Hayallerde Hızır.
Devlet-i ebed müddet, toz duman.
Eğer, asil bir ruh olsaydı hiçbir şekilde dünyada kargaşanın çıkmaması lazım değil miydi? Ruhu ilim ile açıklayamıyoruz.
Eğer, asil bir soy kanı olsaydı, herkesin asil soydan olmazı lazımdı. Beyaz, siyah, kızıl, çekik gözlü, geniş alınlı, sivri burunlu vb. insanların da her birinin asil soydan olduğunu kabul etmemiz gerekirdi. Ki bu asil soy, asil kan meselesini de hiç hiçbir şekilde ilmin fiziği, kimyası, biyolojisiyle açıklayamıyoruz.

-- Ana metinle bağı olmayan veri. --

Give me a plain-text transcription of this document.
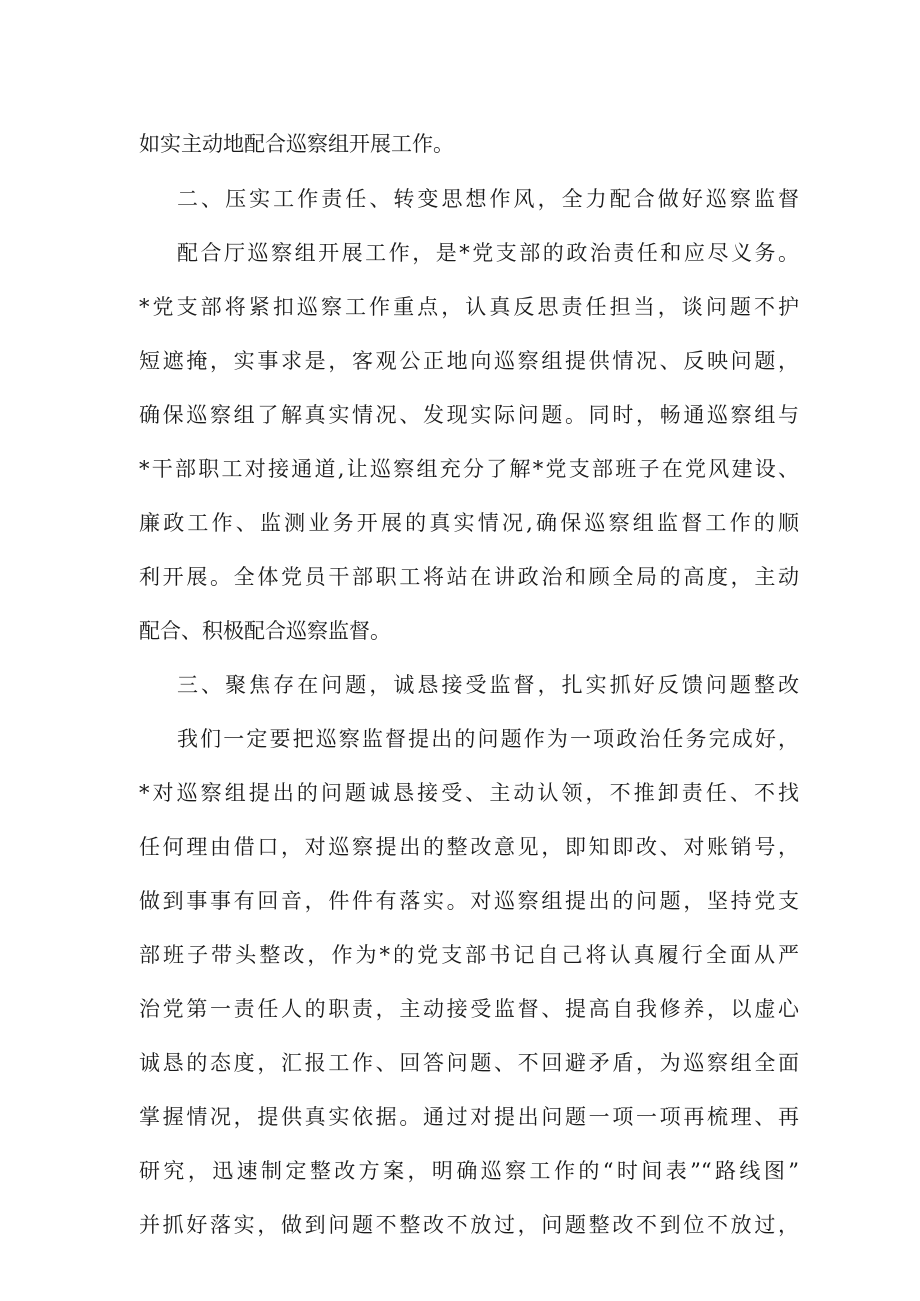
如实主动地配合巡察组开展工作。
二、压实工作责任、转变思想作风，全力配合做好巡察监督
配合厅巡察组开展工作，是*党支部的政治责任和应尽义务。
*党支部将紧扣巡察工作重点，认真反思责任担当，谈问题不护
短遮掩，实事求是，客观公正地向巡察组提供情况、反映问题，
确保巡察组了解真实情况、发现实际问题。同时，畅通巡察组与
*干部职工对接通道,让巡察组充分了解*党支部班子在党风建设、
廉政工作、监测业务开展的真实情况,确保巡察组监督工作的顺
利开展。全体党员干部职工将站在讲政治和顾全局的高度，主动
配合、积极配合巡察监督。
三、聚焦存在问题，诚恳接受监督，扎实抓好反馈问题整改
我们一定要把巡察监督提出的问题作为一项政治任务完成好，
*对巡察组提出的问题诚恳接受、主动认领，不推卸责任、不找
任何理由借口，对巡察提出的整改意见，即知即改、对账销号，
做到事事有回音，件件有落实。对巡察组提出的问题，坚持党支
部班子带头整改，作为*的党支部书记自己将认真履行全面从严
治党第一责任人的职责，主动接受监督、提高自我修养，以虚心
诚恳的态度，汇报工作、回答问题、不回避矛盾，为巡察组全面
掌握情况，提供真实依据。通过对提出问题一项一项再梳理、再
研究，迅速制定整改方案，明确巡察工作的“时间表”“路线图”
并抓好落实，做到问题不整改不放过，问题整改不到位不放过，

Geriye yine soyut olan, bir akıl kalıyor. Diğer akılları kendine bende edecek bir akıl. Peki, böyle bir akıl var mı? Tarihte yüzlerce devlet kurulup yıkıldığına ve birbirleriyle devamlı çatışdıklarına bakarsak, akıl, akıl ile savaşıyor. Kim daha akıllı ise, diğer teşkilatları alt etmesi gerekiyor. Amma tuzak - hile amma zor ile.

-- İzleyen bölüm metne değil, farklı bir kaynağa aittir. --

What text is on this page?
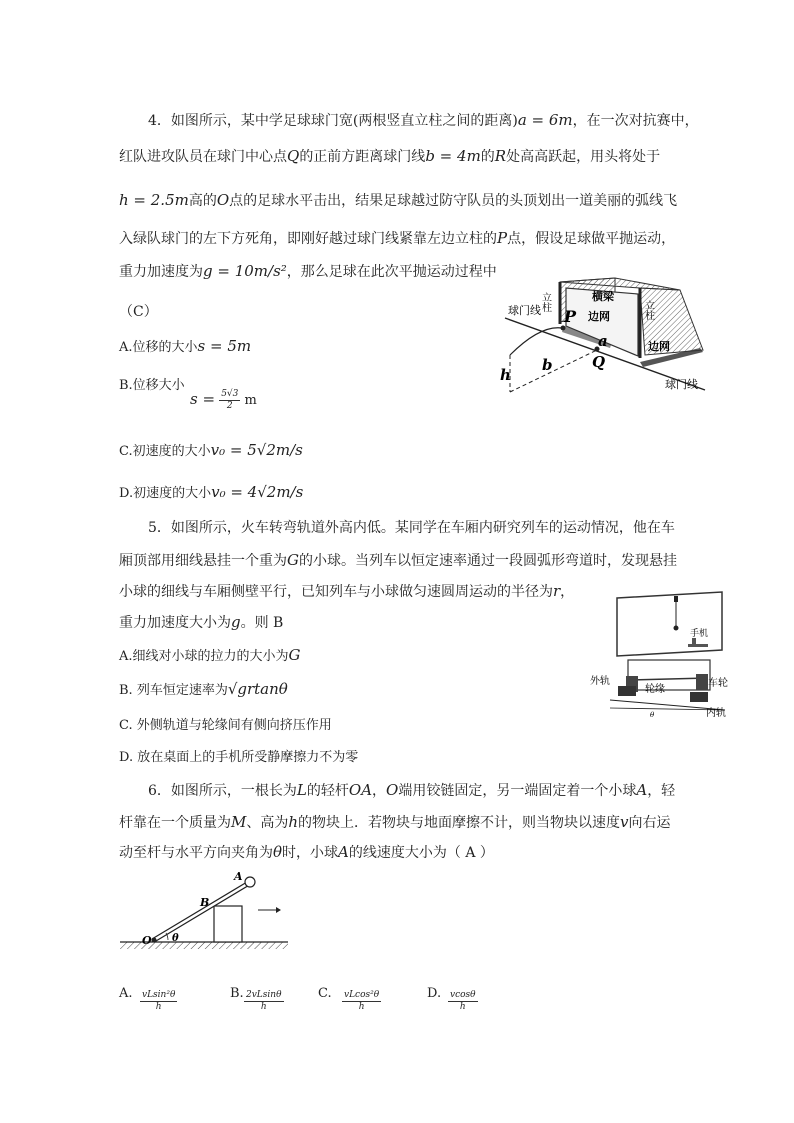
4．如图所示，某中学足球球门宽(两根竖直立柱之间的距离)a = 6m，在一次对抗赛中，
红队进攻队员在球门中心点Q的正前方距离球门线b = 4m的R处高高跃起，用头将处于
h = 2.5m高的O点的足球水平击出，结果足球越过防守队员的头顶划出一道美丽的弧线飞
入绿队球门的左下方死角，即刚好越过球门线紧靠左边立柱的P点，假设足球做平抛运动，
重力加速度为g = 10m/s²，那么足球在此次平抛运动过程中
（C）
A.位移的大小s = 5m
B.位移大小
$s = \frac{5√3}{2}$ m
C.初速度的大小v₀ = 5√2m/s
D.初速度的大小v₀ = 4√2m/s
球门线
球门线
立柱	立柱
横梁
边网
边网
P
a
Q
h
b
5．如图所示，火车转弯轨道外高内低。某同学在车厢内研究列车的运动情况，他在车
厢顶部用细线悬挂一个重为G的小球。当列车以恒定速率通过一段圆弧形弯道时，发现悬挂
小球的细线与车厢侧壁平行，已知列车与小球做匀速圆周运动的半径为r，
重力加速度大小为g。则 B
A.细线对小球的拉力的大小为G
B. 列车恒定速率为√grtanθ
C. 外侧轨道与轮缘间有侧向挤压作用
D. 放在桌面上的手机所受静摩擦力不为零
手机
外轨
轮缘
车轮
内轨
θ
6．如图所示，一根长为L的轻杆OA，O端用铰链固定，另一端固定着一个小球A，轻
杆靠在一个质量为M、高为h的物块上．若物块与地面摩擦不计，则当物块以速度v向右运
动至杆与水平方向夹角为θ时，小球A的线速度大小为（ A ）
A
B
O θ
A. $\frac{\text{vLsin²θ}}{h}$	B. $\frac{2vLsin\theta}{h}$	C. $\frac{\text{vLcos²θ}}{h}$	D. $\frac{vcos\theta}{h}$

Oysa, tarihteki güç merkezlerine ve güç dengelerine bakarsak yine görürüz ki, terazi devamlı hareket halinde.
Dinler, insanlar için, devletler gibi. Lakin, dünya tarihinde devlet yönetenler ile din adamlarının devamlı karşı karşıya geldiklerini de görüyoruz. Kimi zaman din, devleti yönetenlerin buyruğuna giriyor, kimi zaman da devlet, dinin –din adamlarının buyruğuna.
Akıl akımları, düşünce akımları da her iki arasında gidip geliyor. Kimi zaman devleti merkeze alıyor, kimi zaman da dini.
Din de, devlet de bir düzen öngörüyor. Dinin yasaları belli veya daha sonradan din adamlarının kalemleriyle yeni yasalar ekleniyor. Devlet yasaları da çağdan çağa, iklimden iklime değişiklik gösteriyor.
Orta asyadan, yeni kıtaya, avrupadan, afrikaya insanlar devamlı bir düzen içinde. Kabile, boy, soy, aşiret, budun vb. her sistemde ana özü oluşturan insanlar, diğerleri üzerinde hakim konumunda. Bey, lord, şef, sultan, ulema, kam, şeyh ve yanındakiler her zaman hakim konumunda. Ve bunlar insan nüfusu içinde devamlı olarak azınlık. Ve bu azınlıklar kast sistemleriyle kendi aralarına, yönettikleri insanları arasından genelde kimseyi almıyor. Bu da bir sömürü düzenini çıkarıyor karşımıza ve bunlar akıllarıyla sosyal katmanlar olarak gruplandırılıyor. Eğer, ana öz gurupların içinde iseniz, dünyada rahat bir yaşam, istediğinize ulaşabilme ve yapabilme imkanları önünüze seriliyor. Yok, ana öz gruplardan değil de, bu grupların altında iseniz, haddinizi aşmamanız, kültür, yasa, kanun ile yasaklanıyor. Hareket alanınızın sınırları dışına çıkamıyor, her istediğinizi yapamıyor, her istediğinize ulaşamıyorsunuz.
İnsanlar eşit ise, aynı şeyleri istiyorlar ise, yine de kaliteli insanı, kalitesiz insandan, güçlü insanı, güçsüz insandan ayırmak gerekiyor. Ancak bu, eşit ve adil bir şekilde olmadığı için, dünya kan, gözyaşı, acımasızlık, hukuksuzluk ve zulüm üzerindeyken, seyrine devam edip gidiyor.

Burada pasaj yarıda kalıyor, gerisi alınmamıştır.